Sunday, May 20, 2012

"Alberto" the first storm of the Atlantic hurricane season.

May 20, 2012
1940:00z
UNISYS Enhanced Infrared Southeast USA (click here for 12 hour loop)


It has been more than interesting to witness first hand how a 'near shore hurricane' forms. I was in Wilmington, North Carolina for a few days and will probably return there before much longer to observe "Alberto" more closely.


It is the 'sea spray' you see. The sun goes down, but, the tide never stops. While the air is cool along the coast the sea mist consolidates into clouds above the ocean. After the initial beginning the clouds then take on a very odd characteristic during the day as the moisture from the repeating sea spray is carried to higher altitudes to begin to spin and form a heat vortex.


May 20, 2012
1930:00z
UNISYS Water Vapor USA (click here for 12 hour loop)

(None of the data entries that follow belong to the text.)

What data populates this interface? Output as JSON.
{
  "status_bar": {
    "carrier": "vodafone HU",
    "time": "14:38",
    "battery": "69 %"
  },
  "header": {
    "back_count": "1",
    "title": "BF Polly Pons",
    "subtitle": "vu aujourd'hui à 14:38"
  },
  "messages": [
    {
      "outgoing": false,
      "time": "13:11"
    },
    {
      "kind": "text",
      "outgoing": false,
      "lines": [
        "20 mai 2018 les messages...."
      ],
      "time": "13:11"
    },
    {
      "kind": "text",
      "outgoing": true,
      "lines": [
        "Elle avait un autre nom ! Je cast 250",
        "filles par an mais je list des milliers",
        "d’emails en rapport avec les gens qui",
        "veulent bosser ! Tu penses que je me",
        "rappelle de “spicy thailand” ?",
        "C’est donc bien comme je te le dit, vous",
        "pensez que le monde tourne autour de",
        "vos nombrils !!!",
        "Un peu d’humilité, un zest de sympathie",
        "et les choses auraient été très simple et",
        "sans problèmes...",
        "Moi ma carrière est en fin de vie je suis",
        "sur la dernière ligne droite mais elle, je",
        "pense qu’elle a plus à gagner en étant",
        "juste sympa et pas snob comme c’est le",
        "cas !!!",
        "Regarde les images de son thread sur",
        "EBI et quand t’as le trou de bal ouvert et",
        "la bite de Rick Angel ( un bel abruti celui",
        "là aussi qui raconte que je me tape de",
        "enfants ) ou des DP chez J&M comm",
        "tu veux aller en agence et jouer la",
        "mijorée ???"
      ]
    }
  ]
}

There are two front boundaries moving toward each other. The hurricane is noted off Georgia/South Carolina. Interestingly though, the two boundaries are defining themselves along another moisture source, the Mississippi River.


May 20, 2012
1930:00z
UNISYS Water Vapor of North and West Hemisphere (click here for 12 hour loop)

But the accumulation for the Alberto isn't all from near shore sea spray, there is also a very dense water vapor trail immediately to the east of it.


From The Boston Globe:


...Alberto (click here) is this years first tropical storm and radar is already picking up some rain off the southeast coast. Alberto is expected to stay off the coast and not make landfall. Some moisture from Alberto could get pulled into our area Monday and enhance our showers just a bit. Anytime you get a tropical system involved with another low pressure area, the rainfall from the non-tropical storm can be higher. Most of the heaviest rain should stay off the coast Monday night.

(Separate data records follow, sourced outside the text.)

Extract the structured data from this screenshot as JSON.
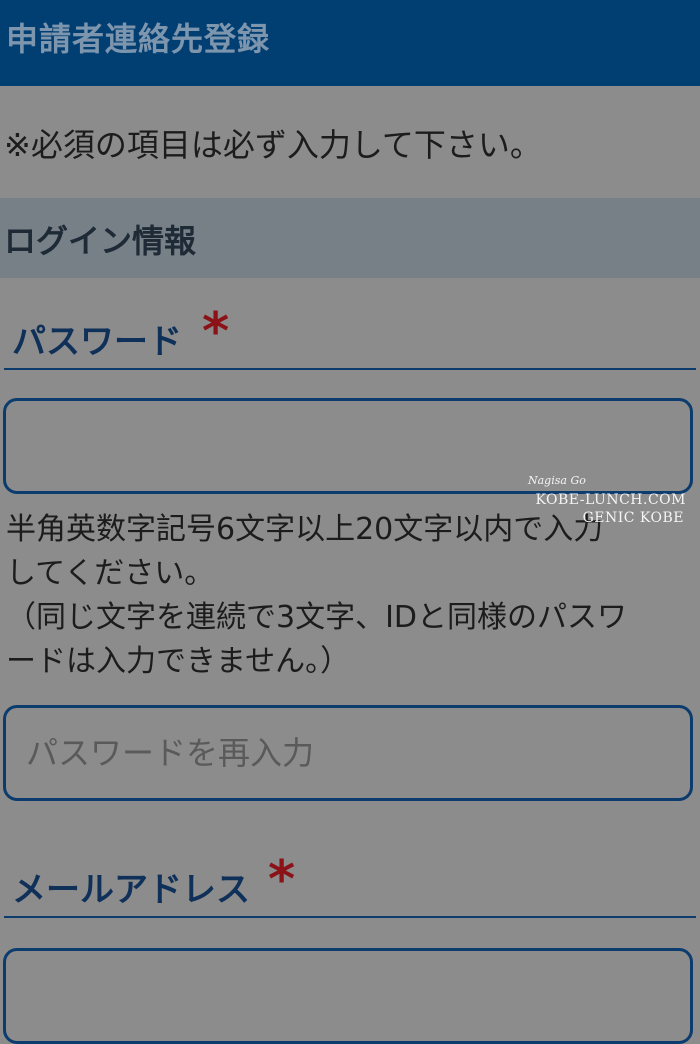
{
  "header": {
    "title": "申請者連絡先登録"
  },
  "notice": "※必須の項目は必ず入力して下さい。",
  "section": {
    "title": "ログイン情報"
  },
  "password": {
    "label": "パスワード",
    "required_mark": "*",
    "value": "",
    "help_lines": [
      "半角英数字記号6文字以上20文字以内で入力",
      "してください。",
      "（同じ文字を連続で3文字、IDと同様のパスワ",
      "ードは入力できません。）"
    ],
    "confirm_placeholder": "パスワードを再入力"
  },
  "email": {
    "label": "メールアドレス",
    "required_mark": "*",
    "value": ""
  },
  "watermark": {
    "signature": "Nagisa Go",
    "line1": "KOBE-LUNCH.COM",
    "line2": "GENIC KOBE"
  },
  "colors": {
    "header_bg": "#013f73",
    "section_bg": "#778087",
    "accent": "#0c3c6e",
    "required": "#8b1318"
  }
}
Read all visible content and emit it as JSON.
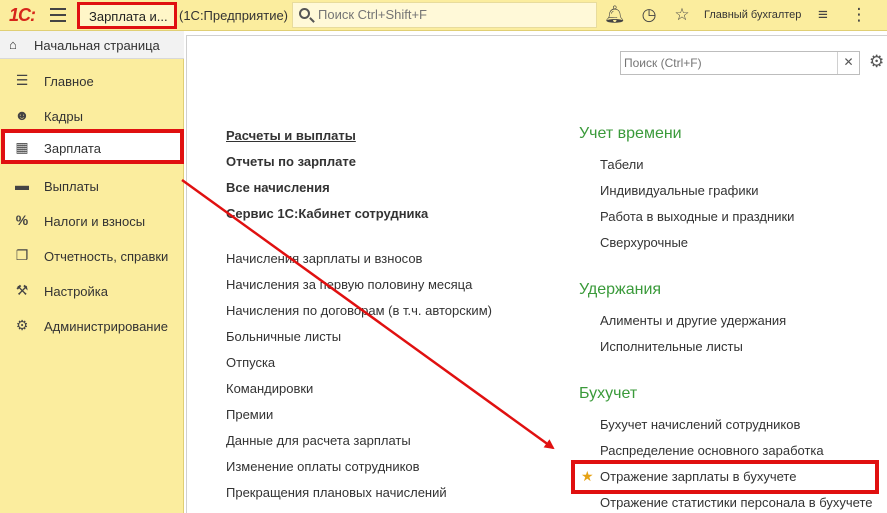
{
  "topbar": {
    "logo": "1С:",
    "title": "Зарплата и...",
    "title_suffix": "(1С:Предприятие)",
    "search_placeholder": "Поиск Ctrl+Shift+F",
    "user": "Главный бухгалтер"
  },
  "sidebar": {
    "home": "Начальная страница",
    "items": [
      {
        "label": "Главное",
        "icon": "menu-lines-icon"
      },
      {
        "label": "Кадры",
        "icon": "people-icon"
      },
      {
        "label": "Зарплата",
        "icon": "calculator-icon",
        "active": true
      },
      {
        "label": "Выплаты",
        "icon": "card-icon"
      },
      {
        "label": "Налоги и взносы",
        "icon": "percent-icon"
      },
      {
        "label": "Отчетность, справки",
        "icon": "documents-icon"
      },
      {
        "label": "Настройка",
        "icon": "wrench-icon"
      },
      {
        "label": "Администрирование",
        "icon": "gear-icon"
      }
    ]
  },
  "main": {
    "search_placeholder": "Поиск (Ctrl+F)",
    "left_bold": [
      "Расчеты и выплаты",
      "Отчеты по зарплате",
      "Все начисления",
      "Сервис 1С:Кабинет сотрудника"
    ],
    "left_links": [
      "Начисления зарплаты и взносов",
      "Начисления за первую половину месяца",
      "Начисления по договорам (в т.ч. авторским)",
      "Больничные листы",
      "Отпуска",
      "Командировки",
      "Премии",
      "Данные для расчета зарплаты",
      "Изменение оплаты сотрудников",
      "Прекращения плановых начислений"
    ],
    "sections": [
      {
        "title": "Учет времени",
        "links": [
          "Табели",
          "Индивидуальные графики",
          "Работа в выходные и праздники",
          "Сверхурочные"
        ]
      },
      {
        "title": "Удержания",
        "links": [
          "Алименты и другие удержания",
          "Исполнительные листы"
        ]
      },
      {
        "title": "Бухучет",
        "links": [
          "Бухучет начислений сотрудников",
          "Распределение основного заработка",
          "Отражение зарплаты в бухучете",
          "Отражение статистики персонала в бухучете"
        ]
      }
    ]
  },
  "colors": {
    "accent_yellow": "#fbed9e",
    "highlight_red": "#e01010",
    "section_green": "#3a9a3a"
  }
}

It was interesting to watch this hurricane develop and all the weather persons be wrong. They were predicting a movement out to sea and a good weekend. By Friday evening they finally realized this system wasn't going anywhere. I was waiting for someone to say this is looking like the first storm of the season, but, I guess they are still expecting them to come from Africa. The air next to Earth is very dry and very hot. Where air evaporates in large quantities it will accumulate and form a turbulent system. There is too much heat for it to simply move offshore.